2019-09-02 –, Track 2 (Baroja)
This tutorial is an introduction to pandas for people new to it. We will cover how to open datasets, perform some analysis, apply some transformations and visualize the data
pandas is a Python package providing fast, flexible, and expressive data structures designed to make working with “relational” or “labeled” data both easy and intuitive. It aims to be the fundamental high-level building block for doing practical, real world data analysis in Python. Additionally, it has the broader goal of becoming the most powerful and flexible open source data analysis / manipulation tool available in any language. It is already well on its way toward this goal.
This tutorial will use couple of example data sets to show what pandas can do, and get an idea on how to work with data using pandas.

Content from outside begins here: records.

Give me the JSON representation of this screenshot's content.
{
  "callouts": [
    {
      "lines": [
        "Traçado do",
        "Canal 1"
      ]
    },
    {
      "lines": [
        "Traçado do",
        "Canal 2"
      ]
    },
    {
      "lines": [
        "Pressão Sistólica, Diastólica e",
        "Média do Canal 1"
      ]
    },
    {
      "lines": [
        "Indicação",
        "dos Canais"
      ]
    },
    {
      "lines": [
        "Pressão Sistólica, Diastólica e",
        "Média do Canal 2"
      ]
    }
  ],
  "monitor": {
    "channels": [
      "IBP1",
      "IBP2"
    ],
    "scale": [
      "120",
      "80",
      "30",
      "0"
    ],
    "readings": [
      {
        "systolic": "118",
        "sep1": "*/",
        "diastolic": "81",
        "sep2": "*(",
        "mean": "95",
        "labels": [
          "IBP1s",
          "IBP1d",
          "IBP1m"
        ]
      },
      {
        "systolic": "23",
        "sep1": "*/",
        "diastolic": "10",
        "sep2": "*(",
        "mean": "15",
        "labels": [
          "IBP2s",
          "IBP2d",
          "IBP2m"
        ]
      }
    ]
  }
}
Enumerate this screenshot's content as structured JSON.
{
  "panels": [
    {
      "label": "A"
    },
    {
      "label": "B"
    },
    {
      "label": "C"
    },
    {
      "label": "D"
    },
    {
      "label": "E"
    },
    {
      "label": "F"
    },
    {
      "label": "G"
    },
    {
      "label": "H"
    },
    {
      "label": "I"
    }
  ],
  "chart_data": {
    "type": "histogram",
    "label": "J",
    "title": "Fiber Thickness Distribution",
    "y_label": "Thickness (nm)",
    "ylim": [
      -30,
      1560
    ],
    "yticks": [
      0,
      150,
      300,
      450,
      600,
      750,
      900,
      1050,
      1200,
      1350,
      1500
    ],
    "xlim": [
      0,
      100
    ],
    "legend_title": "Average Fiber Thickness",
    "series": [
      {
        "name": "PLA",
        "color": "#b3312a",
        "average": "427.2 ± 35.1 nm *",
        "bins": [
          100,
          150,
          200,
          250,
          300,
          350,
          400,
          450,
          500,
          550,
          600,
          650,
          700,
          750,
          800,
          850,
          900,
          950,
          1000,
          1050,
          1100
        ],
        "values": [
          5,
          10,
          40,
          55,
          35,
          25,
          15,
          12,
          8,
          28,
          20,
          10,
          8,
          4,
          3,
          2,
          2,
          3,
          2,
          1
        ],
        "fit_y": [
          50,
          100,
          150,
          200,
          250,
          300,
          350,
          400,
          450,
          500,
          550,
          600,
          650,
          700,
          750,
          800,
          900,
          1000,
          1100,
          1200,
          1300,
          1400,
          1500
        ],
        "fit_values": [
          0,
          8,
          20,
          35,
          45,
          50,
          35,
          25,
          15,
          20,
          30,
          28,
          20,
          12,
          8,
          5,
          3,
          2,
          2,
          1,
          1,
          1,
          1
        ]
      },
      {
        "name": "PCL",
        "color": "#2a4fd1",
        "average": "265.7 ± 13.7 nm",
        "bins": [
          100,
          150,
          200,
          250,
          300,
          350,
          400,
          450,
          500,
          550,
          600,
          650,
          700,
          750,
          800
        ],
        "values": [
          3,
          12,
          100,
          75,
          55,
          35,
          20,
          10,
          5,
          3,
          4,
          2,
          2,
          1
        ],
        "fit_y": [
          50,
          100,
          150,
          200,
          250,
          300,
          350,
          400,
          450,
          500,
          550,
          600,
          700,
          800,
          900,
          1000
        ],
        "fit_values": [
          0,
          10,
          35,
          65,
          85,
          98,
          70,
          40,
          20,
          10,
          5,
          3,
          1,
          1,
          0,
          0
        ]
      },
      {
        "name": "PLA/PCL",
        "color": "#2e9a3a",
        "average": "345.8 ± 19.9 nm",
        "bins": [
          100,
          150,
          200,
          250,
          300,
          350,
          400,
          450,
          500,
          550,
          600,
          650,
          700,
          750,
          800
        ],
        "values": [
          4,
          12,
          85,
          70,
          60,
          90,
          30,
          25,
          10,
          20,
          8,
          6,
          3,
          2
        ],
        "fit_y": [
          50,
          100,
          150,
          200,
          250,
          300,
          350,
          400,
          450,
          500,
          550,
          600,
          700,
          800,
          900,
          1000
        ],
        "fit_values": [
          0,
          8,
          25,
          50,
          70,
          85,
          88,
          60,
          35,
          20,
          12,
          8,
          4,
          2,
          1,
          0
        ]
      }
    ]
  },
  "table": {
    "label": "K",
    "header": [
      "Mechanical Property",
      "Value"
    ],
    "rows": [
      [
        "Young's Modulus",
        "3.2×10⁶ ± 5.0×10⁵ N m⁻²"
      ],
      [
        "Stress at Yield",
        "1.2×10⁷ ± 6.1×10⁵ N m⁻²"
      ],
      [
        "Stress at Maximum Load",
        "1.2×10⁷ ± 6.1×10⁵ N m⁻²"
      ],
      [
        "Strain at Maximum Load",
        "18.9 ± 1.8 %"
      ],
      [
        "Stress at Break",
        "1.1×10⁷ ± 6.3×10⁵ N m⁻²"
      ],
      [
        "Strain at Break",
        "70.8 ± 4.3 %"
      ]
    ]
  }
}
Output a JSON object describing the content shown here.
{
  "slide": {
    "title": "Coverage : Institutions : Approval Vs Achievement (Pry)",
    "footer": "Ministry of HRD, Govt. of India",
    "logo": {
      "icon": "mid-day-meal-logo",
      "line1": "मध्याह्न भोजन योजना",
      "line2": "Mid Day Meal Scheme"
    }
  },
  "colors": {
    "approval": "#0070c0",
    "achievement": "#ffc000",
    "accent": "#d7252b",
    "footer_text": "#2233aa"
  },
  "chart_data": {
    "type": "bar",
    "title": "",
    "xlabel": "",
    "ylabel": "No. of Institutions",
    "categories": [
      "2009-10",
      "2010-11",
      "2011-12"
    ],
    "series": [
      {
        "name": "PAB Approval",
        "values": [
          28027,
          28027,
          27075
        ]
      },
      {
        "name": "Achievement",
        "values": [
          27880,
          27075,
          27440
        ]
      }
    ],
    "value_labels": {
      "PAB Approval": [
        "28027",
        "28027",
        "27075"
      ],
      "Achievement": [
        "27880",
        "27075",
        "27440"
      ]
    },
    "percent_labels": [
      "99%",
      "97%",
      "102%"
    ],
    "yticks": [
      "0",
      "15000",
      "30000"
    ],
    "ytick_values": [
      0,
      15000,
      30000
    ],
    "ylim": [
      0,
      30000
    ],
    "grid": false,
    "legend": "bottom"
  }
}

It is recommended to bring your own laptop with the latest version of Anaconda, pandas, Jupyter, and the repository of the tutorial cloned. See the exact instructions here: https://github.com/datapythonista/pandas-tutorials
Introduction to pandas tutorial by Marc Garcia, pandas maintainer
Python Skill Level –basic
Domain Expertise –none
Domains –Data Visualisation, Statistics
Marc Garcia is a pandas core developer and Python fellow.
He has been working in Python for more than 12 years, and worked as data scientist and data engineer for different companies such as Bank of America, Tesco and Badoo.
He is a regular speaker at PyData and PyCon conferences, and a regular organizer of sprints.